When asked to write their “love letter to the planet” the poets selected here below have deduce from the Earth’s geography a multitude of meanings, contrasts and mysteries. In her sophisticated and epic verses, focused on the sequence of anaphoric hypothesis, Anna Maria Ferramosca explores primordial landscapes and artificial interferences, questioning the Earth about her measurable aspects and the unconceivable mysteries of life. And it is one unconceivable element, our essence as human beings, that marks the fugacious and vanishing scenarios recurring in Cristina Bove’s verses.
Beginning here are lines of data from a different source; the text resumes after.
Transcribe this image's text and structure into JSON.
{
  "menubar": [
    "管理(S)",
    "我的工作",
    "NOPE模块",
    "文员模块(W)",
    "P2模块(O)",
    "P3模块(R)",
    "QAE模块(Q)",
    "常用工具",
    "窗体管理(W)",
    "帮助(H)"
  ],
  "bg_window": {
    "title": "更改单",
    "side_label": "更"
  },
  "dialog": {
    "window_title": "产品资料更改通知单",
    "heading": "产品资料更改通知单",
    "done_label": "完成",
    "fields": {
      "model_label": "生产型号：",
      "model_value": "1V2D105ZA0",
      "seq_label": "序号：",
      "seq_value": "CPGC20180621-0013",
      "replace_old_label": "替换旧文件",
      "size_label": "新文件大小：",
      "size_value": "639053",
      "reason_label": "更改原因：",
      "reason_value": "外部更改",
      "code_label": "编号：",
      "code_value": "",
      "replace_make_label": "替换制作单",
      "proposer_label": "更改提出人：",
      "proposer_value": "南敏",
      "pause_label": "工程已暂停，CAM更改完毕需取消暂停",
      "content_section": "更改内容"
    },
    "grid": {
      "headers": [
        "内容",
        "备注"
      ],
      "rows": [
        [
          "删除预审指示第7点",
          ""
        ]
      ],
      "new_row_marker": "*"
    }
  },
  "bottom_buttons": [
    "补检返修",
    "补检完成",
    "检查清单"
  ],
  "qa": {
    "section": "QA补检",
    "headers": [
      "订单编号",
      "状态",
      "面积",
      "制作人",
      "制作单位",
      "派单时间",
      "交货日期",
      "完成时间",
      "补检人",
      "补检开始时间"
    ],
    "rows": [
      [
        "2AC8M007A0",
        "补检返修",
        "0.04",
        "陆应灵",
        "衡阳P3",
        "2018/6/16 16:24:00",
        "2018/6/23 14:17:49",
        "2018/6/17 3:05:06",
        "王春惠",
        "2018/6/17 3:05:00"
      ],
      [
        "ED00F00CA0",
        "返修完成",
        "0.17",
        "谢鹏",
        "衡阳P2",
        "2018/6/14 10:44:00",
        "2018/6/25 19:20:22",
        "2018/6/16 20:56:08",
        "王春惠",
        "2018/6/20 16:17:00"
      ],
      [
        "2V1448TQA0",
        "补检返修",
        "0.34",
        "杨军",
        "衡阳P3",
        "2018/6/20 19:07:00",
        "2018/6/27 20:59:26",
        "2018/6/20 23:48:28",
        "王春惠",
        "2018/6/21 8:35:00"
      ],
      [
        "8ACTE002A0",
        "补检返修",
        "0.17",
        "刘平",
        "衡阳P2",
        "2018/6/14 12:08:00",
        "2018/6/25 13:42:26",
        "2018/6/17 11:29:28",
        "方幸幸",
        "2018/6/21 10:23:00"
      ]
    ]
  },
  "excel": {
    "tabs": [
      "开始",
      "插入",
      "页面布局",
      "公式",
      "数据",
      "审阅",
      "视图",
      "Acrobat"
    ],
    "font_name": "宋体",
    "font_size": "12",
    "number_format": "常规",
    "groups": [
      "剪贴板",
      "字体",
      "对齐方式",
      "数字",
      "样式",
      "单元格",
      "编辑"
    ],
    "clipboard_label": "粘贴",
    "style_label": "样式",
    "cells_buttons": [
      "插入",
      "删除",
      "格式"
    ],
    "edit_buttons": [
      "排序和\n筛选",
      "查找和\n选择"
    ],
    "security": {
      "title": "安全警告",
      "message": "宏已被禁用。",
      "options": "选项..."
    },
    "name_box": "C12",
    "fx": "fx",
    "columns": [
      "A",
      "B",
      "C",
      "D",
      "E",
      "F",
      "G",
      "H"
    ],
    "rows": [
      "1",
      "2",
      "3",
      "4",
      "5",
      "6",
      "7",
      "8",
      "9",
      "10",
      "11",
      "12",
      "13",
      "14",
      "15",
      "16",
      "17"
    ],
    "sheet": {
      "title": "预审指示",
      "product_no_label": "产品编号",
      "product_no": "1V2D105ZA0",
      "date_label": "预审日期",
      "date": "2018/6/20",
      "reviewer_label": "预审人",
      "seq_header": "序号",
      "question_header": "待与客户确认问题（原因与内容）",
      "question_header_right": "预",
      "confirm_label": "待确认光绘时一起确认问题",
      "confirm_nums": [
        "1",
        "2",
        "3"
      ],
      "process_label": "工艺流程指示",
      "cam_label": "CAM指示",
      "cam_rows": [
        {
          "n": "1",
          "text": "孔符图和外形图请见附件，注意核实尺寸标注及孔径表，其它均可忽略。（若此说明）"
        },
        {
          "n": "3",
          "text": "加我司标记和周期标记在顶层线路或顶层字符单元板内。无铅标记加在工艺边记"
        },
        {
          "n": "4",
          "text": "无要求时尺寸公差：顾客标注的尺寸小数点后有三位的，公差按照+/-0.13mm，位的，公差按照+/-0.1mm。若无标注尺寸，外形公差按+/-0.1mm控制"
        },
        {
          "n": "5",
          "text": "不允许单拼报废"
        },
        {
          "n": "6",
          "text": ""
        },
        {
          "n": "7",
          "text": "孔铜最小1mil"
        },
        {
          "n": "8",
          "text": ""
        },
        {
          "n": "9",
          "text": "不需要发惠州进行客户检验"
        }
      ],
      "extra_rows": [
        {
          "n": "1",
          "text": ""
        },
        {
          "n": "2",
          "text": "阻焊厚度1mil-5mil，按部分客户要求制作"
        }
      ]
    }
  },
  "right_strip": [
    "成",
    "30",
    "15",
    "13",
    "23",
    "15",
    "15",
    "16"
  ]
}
Another juxtaposition represents the core of Claudia Zironi’s brief and powerful composition: the unblinking stillness of the rocks opposed to the surrounding throbbing of life, the innocence of the inaction flows into a game through a semantic stunt. Valentina Premeri’s verses analyse the relationship between the Earth personification, described with love and great care, and her sons, the human beings, through a series of meaningful images that guide us to a hopeful conclusion. In the same way, Pina Piccolo’s evocative and picturesque poetry represents a real invitation to dive into the wonders of our planet, in which reside its and our history, our true meaning.
- Can you see the walls? Asks the half-asleep
master builder of the cliff-side houses
- Can you see the rocks preserving the marks?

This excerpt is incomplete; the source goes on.